The story is true to life; nothing is made up. I always believed that real life is much more fascinating than fiction. I'm not sure that I have grown by writing the story. I have grown by having had a relationship with Gladimir. A child is not afraid to express his prejudices. A child asks uncomfortable questions. His questions made me reflect on what it means to be German, the legacy of the Holocaust, and my feelings about Black people. When Gladimir came to accept and trust me, I was no longer the other, no longer White. I became the light-skinned lady.
The barriers and preconceived notions melt when we allow ourselves to get close, to listen without judgment, to see our commonality. I hope this is also true for adults, although it is, without doubt, easier to break down these barriers with children.

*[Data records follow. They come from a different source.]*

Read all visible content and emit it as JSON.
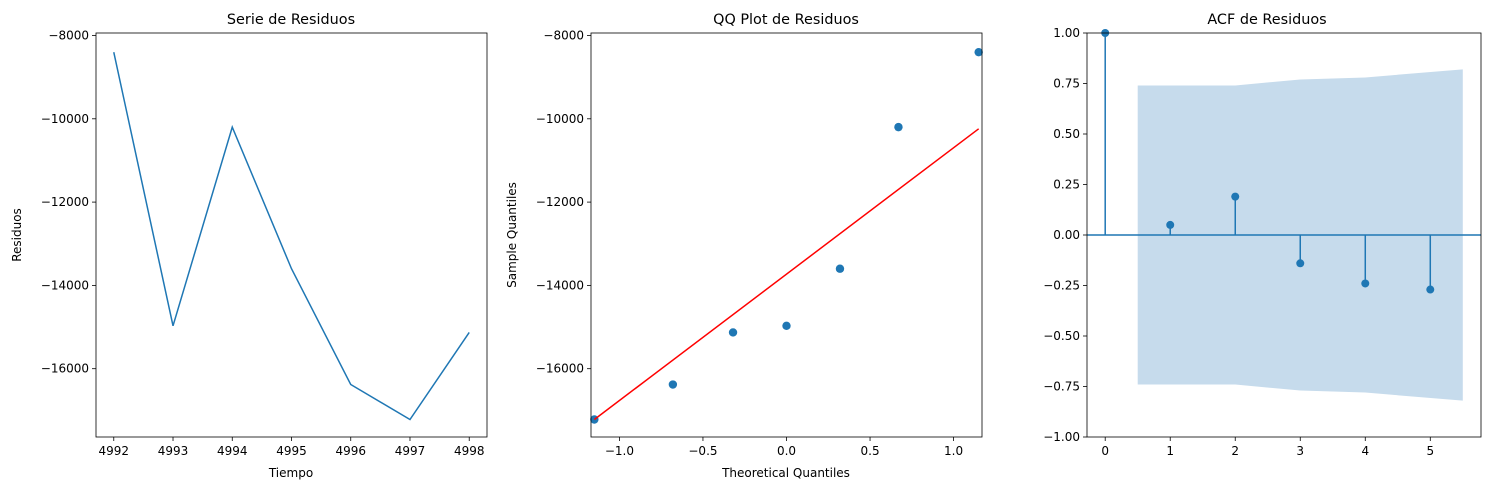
{
  "colors": {
    "series": "#1f77b4",
    "fit_line": "#ff0000",
    "band": "#c6dbec"
  },
  "chart_data": [
    {
      "type": "line",
      "title": "Serie de Residuos",
      "xlabel": "Tiempo",
      "ylabel": "Residuos",
      "x": [
        4992,
        4993,
        4994,
        4995,
        4996,
        4997,
        4998
      ],
      "y": [
        -8400,
        -14970,
        -10200,
        -13600,
        -16380,
        -17220,
        -15130
      ],
      "xlim": [
        4991.7,
        4998.3
      ],
      "ylim": [
        -17640,
        -7940
      ],
      "xticks": [
        4992,
        4993,
        4994,
        4995,
        4996,
        4997,
        4998
      ],
      "xtick_labels": [
        "4992",
        "4993",
        "4994",
        "4995",
        "4996",
        "4997",
        "4998"
      ],
      "yticks": [
        -16000,
        -14000,
        -12000,
        -10000,
        -8000
      ],
      "ytick_labels": [
        "−16000",
        "−14000",
        "−12000",
        "−10000",
        "−8000"
      ]
    },
    {
      "type": "scatter",
      "title": "QQ Plot de Residuos",
      "xlabel": "Theoretical Quantiles",
      "ylabel": "Sample Quantiles",
      "x": [
        -1.15,
        -0.68,
        -0.32,
        0.0,
        0.32,
        0.67,
        1.15
      ],
      "y": [
        -17220,
        -16380,
        -15130,
        -14970,
        -13600,
        -10200,
        -8400
      ],
      "fit_line": {
        "x": [
          -1.15,
          1.15
        ],
        "y": [
          -17220,
          -10240
        ]
      },
      "xlim": [
        -1.17,
        1.17
      ],
      "ylim": [
        -17640,
        -7940
      ],
      "xticks": [
        -1.0,
        -0.5,
        0.0,
        0.5,
        1.0
      ],
      "xtick_labels": [
        "−1.0",
        "−0.5",
        "0.0",
        "0.5",
        "1.0"
      ],
      "yticks": [
        -16000,
        -14000,
        -12000,
        -10000,
        -8000
      ],
      "ytick_labels": [
        "−16000",
        "−14000",
        "−12000",
        "−10000",
        "−8000"
      ]
    },
    {
      "type": "stem",
      "title": "ACF de Residuos",
      "xlabel": "",
      "ylabel": "",
      "lags": [
        0,
        1,
        2,
        3,
        4,
        5
      ],
      "values": [
        1.0,
        0.05,
        0.19,
        -0.14,
        -0.24,
        -0.27
      ],
      "confidence_band": {
        "x": [
          0.5,
          2.0,
          3.0,
          4.0,
          5.5
        ],
        "upper": [
          0.74,
          0.74,
          0.77,
          0.78,
          0.82
        ],
        "lower": [
          -0.74,
          -0.74,
          -0.77,
          -0.78,
          -0.82
        ]
      },
      "xlim": [
        -0.28,
        5.78
      ],
      "ylim": [
        -1.0,
        1.0
      ],
      "xticks": [
        0,
        1,
        2,
        3,
        4,
        5
      ],
      "xtick_labels": [
        "0",
        "1",
        "2",
        "3",
        "4",
        "5"
      ],
      "yticks": [
        -1.0,
        -0.75,
        -0.5,
        -0.25,
        0.0,
        0.25,
        0.5,
        0.75,
        1.0
      ],
      "ytick_labels": [
        "−1.00",
        "−0.75",
        "−0.50",
        "−0.25",
        "0.00",
        "0.25",
        "0.50",
        "0.75",
        "1.00"
      ]
    }
  ]
}
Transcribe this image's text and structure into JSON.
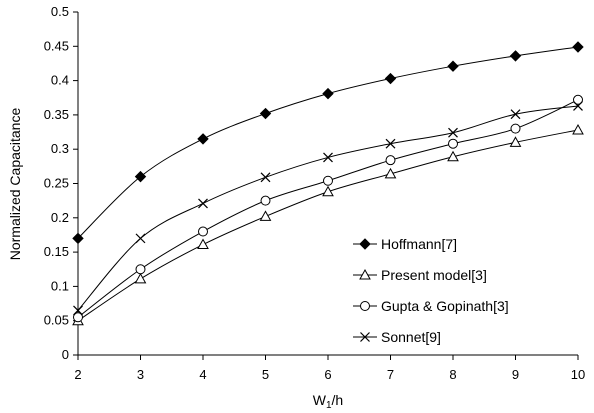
{
  "chart_data": {
    "type": "line",
    "title": "",
    "xlabel": "W",
    "xlabel_sub": "1",
    "xlabel_suffix": "/h",
    "ylabel": "Normalized Capacitance",
    "x": [
      2,
      3,
      4,
      5,
      6,
      7,
      8,
      9,
      10
    ],
    "xlim": [
      2,
      10
    ],
    "ylim": [
      0,
      0.5
    ],
    "xticks": [
      "2",
      "3",
      "4",
      "5",
      "6",
      "7",
      "8",
      "9",
      "10"
    ],
    "yticks": [
      "0",
      "0.05",
      "0.1",
      "0.15",
      "0.2",
      "0.25",
      "0.3",
      "0.35",
      "0.4",
      "0.45",
      "0.5"
    ],
    "grid": false,
    "legend_position": "bottom-right",
    "series": [
      {
        "name": "Hoffmann[7]",
        "marker": "filled-diamond",
        "color": "#000000",
        "values": [
          0.17,
          0.26,
          0.315,
          0.352,
          0.381,
          0.403,
          0.421,
          0.436,
          0.449
        ]
      },
      {
        "name": "Present model[3]",
        "marker": "open-triangle",
        "color": "#000000",
        "values": [
          0.05,
          0.111,
          0.161,
          0.202,
          0.238,
          0.264,
          0.289,
          0.31,
          0.328
        ]
      },
      {
        "name": "Gupta & Gopinath[3]",
        "marker": "open-circle",
        "color": "#000000",
        "values": [
          0.055,
          0.125,
          0.18,
          0.225,
          0.254,
          0.284,
          0.308,
          0.33,
          0.372
        ]
      },
      {
        "name": "Sonnet[9]",
        "marker": "x",
        "color": "#000000",
        "values": [
          0.065,
          0.17,
          0.221,
          0.259,
          0.288,
          0.308,
          0.324,
          0.351,
          0.363
        ]
      }
    ]
  }
}
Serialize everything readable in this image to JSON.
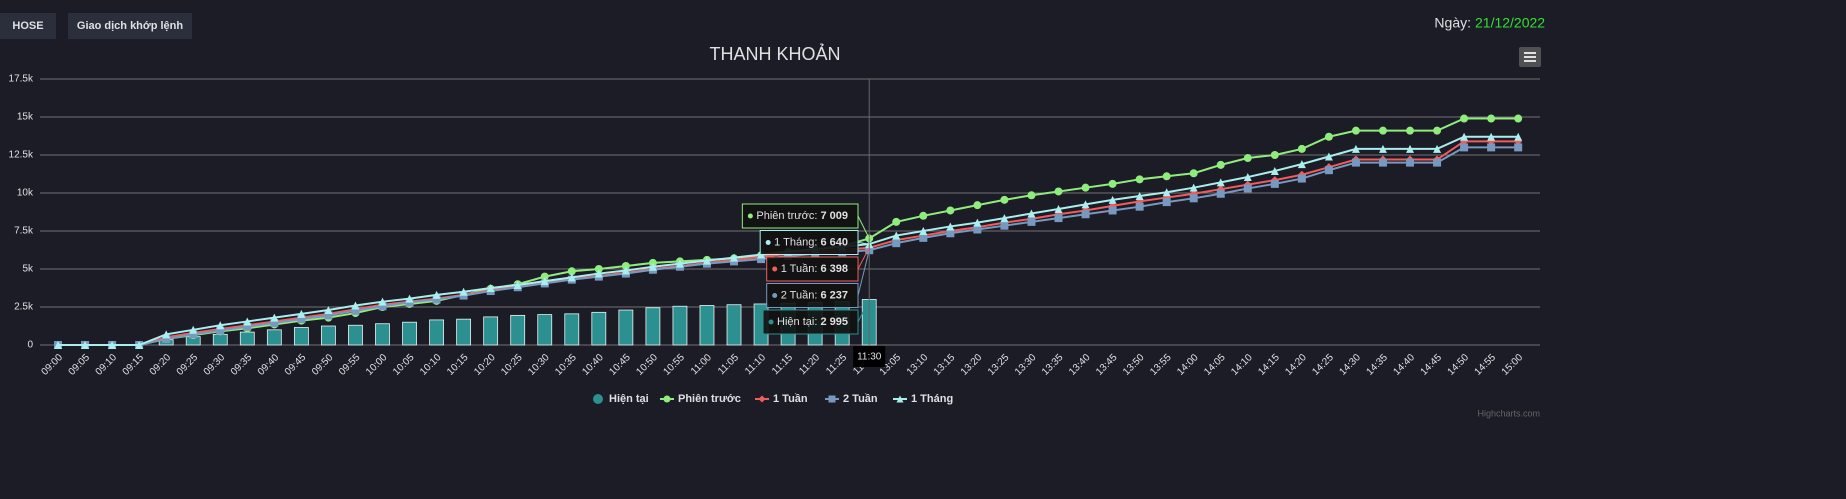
{
  "header": {
    "buttons": [
      "HOSE",
      "Giao dịch khớp lệnh"
    ],
    "date_label": "Ngày:",
    "date": "21/12/2022"
  },
  "credit": "Highcharts.com",
  "chart_data": {
    "type": "line",
    "title": "THANH KHOẢN",
    "categories": [
      "09:00",
      "09:05",
      "09:10",
      "09:15",
      "09:20",
      "09:25",
      "09:30",
      "09:35",
      "09:40",
      "09:45",
      "09:50",
      "09:55",
      "10:00",
      "10:05",
      "10:10",
      "10:15",
      "10:20",
      "10:25",
      "10:30",
      "10:35",
      "10:40",
      "10:45",
      "10:50",
      "10:55",
      "11:00",
      "11:05",
      "11:10",
      "11:15",
      "11:20",
      "11:25",
      "11:30",
      "13:05",
      "13:10",
      "13:15",
      "13:20",
      "13:25",
      "13:30",
      "13:35",
      "13:40",
      "13:45",
      "13:50",
      "13:55",
      "14:00",
      "14:05",
      "14:10",
      "14:15",
      "14:20",
      "14:25",
      "14:30",
      "14:35",
      "14:40",
      "14:45",
      "14:50",
      "14:55",
      "15:00"
    ],
    "ylim": [
      0,
      17500
    ],
    "yticks": [
      0,
      {
        "value": 2500,
        "label": "2.5k"
      },
      {
        "value": 5000,
        "label": "5k"
      },
      {
        "value": 7500,
        "label": "7.5k"
      },
      {
        "value": 10000,
        "label": "10k"
      },
      {
        "value": 12500,
        "label": "12.5k"
      },
      {
        "value": 15000,
        "label": "15k"
      },
      {
        "value": 17500,
        "label": "17.5k"
      }
    ],
    "grid": true,
    "series": [
      {
        "name": "Hiện tại",
        "type": "bar",
        "color": "#2b908f",
        "marker": "circle",
        "values": [
          0,
          0,
          0,
          0,
          350,
          550,
          700,
          850,
          1000,
          1150,
          1250,
          1300,
          1400,
          1500,
          1650,
          1700,
          1850,
          1950,
          2000,
          2050,
          2150,
          2300,
          2450,
          2550,
          2600,
          2650,
          2700,
          2750,
          2800,
          2850,
          2995,
          null,
          null,
          null,
          null,
          null,
          null,
          null,
          null,
          null,
          null,
          null,
          null,
          null,
          null,
          null,
          null,
          null,
          null,
          null,
          null,
          null,
          null,
          null,
          null
        ]
      },
      {
        "name": "Phiên trước",
        "type": "line",
        "color": "#90ed7d",
        "marker": "circle",
        "values": [
          0,
          0,
          0,
          0,
          400,
          650,
          900,
          1100,
          1350,
          1600,
          1800,
          2100,
          2500,
          2700,
          2900,
          3300,
          3700,
          4000,
          4500,
          4850,
          5000,
          5200,
          5400,
          5500,
          5600,
          5700,
          5900,
          6100,
          6300,
          6500,
          7009,
          8100,
          8500,
          8850,
          9200,
          9550,
          9850,
          10100,
          10350,
          10600,
          10900,
          11100,
          11300,
          11850,
          12300,
          12500,
          12900,
          13700,
          14100,
          14100,
          14100,
          14100,
          14900,
          14900,
          14900
        ]
      },
      {
        "name": "1 Tuần",
        "type": "line",
        "color": "#f45b5b",
        "marker": "diamond",
        "values": [
          0,
          0,
          0,
          0,
          500,
          800,
          1050,
          1300,
          1550,
          1800,
          2050,
          2350,
          2650,
          2850,
          3050,
          3300,
          3600,
          3850,
          4100,
          4350,
          4550,
          4750,
          5000,
          5200,
          5400,
          5600,
          5800,
          6000,
          6150,
          6250,
          6398,
          6900,
          7200,
          7500,
          7750,
          8050,
          8300,
          8600,
          8850,
          9150,
          9450,
          9700,
          9950,
          10250,
          10550,
          10850,
          11200,
          11700,
          12200,
          12200,
          12200,
          12200,
          13400,
          13400,
          13400
        ]
      },
      {
        "name": "2 Tuần",
        "type": "line",
        "color": "#7798bf",
        "marker": "square",
        "values": [
          0,
          0,
          0,
          0,
          400,
          700,
          950,
          1200,
          1450,
          1700,
          1950,
          2250,
          2550,
          2800,
          3000,
          3250,
          3550,
          3800,
          4050,
          4300,
          4500,
          4700,
          4950,
          5150,
          5350,
          5500,
          5650,
          5850,
          6000,
          6100,
          6237,
          6700,
          7050,
          7350,
          7600,
          7850,
          8100,
          8350,
          8600,
          8850,
          9100,
          9400,
          9650,
          9950,
          10300,
          10600,
          10950,
          11500,
          12000,
          12000,
          12000,
          12000,
          13000,
          13000,
          13000
        ]
      },
      {
        "name": "1 Tháng",
        "type": "line",
        "color": "#aaeeee",
        "marker": "triangle",
        "values": [
          0,
          0,
          0,
          0,
          700,
          1000,
          1300,
          1550,
          1800,
          2050,
          2300,
          2600,
          2850,
          3050,
          3300,
          3500,
          3750,
          3950,
          4200,
          4450,
          4700,
          4900,
          5150,
          5350,
          5550,
          5750,
          5950,
          6150,
          6300,
          6450,
          6640,
          7200,
          7500,
          7800,
          8050,
          8350,
          8650,
          8950,
          9250,
          9550,
          9800,
          10050,
          10350,
          10700,
          11050,
          11450,
          11900,
          12400,
          12900,
          12900,
          12900,
          12900,
          13700,
          13700,
          13700
        ]
      }
    ],
    "tooltip": {
      "x": "11:30",
      "items": [
        {
          "name": "Phiên trước:",
          "value": 7009,
          "label": "7 009",
          "color": "#90ed7d"
        },
        {
          "name": "1 Tháng:",
          "value": 6640,
          "label": "6 640",
          "color": "#aaeeee"
        },
        {
          "name": "1 Tuần:",
          "value": 6398,
          "label": "6 398",
          "color": "#f45b5b"
        },
        {
          "name": "2 Tuần:",
          "value": 6237,
          "label": "6 237",
          "color": "#7798bf"
        },
        {
          "name": "Hiện tại:",
          "value": 2995,
          "label": "2 995",
          "color": "#2b908f"
        }
      ]
    }
  }
}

If I were to write the story as fiction, I would create a different ending. I'd probably find a nice Caribbean woman to take him and his siblings in, a woman who finds time to take him to the park to fly his kite. Or, he might warm up to his father's girlfriend. I would have created a happy ending, for he deserves that also.
ANNA STEEGMANN, born in Germany, has lived in New York City since 1980. She worked as an actress and psychotherapist until making writing her priority. She writes in English and German. Her stories, essays, poems, and translations have appeared with W.W. Norton, The New York Times, [sic], 138journal, The Wising Up Press, Promethean, Epiphany, The Absinthe Literary Review, Boomer Women Speak, Dimension2, as well as several German newspapers. Her essay Mein Harlem was selected Notable Essay of 2007 for The Best American Essays 2008. She teaches writing at City College of New York, where she received an MA in Creative Writing, and at the International Summer Academy Venice, Italy.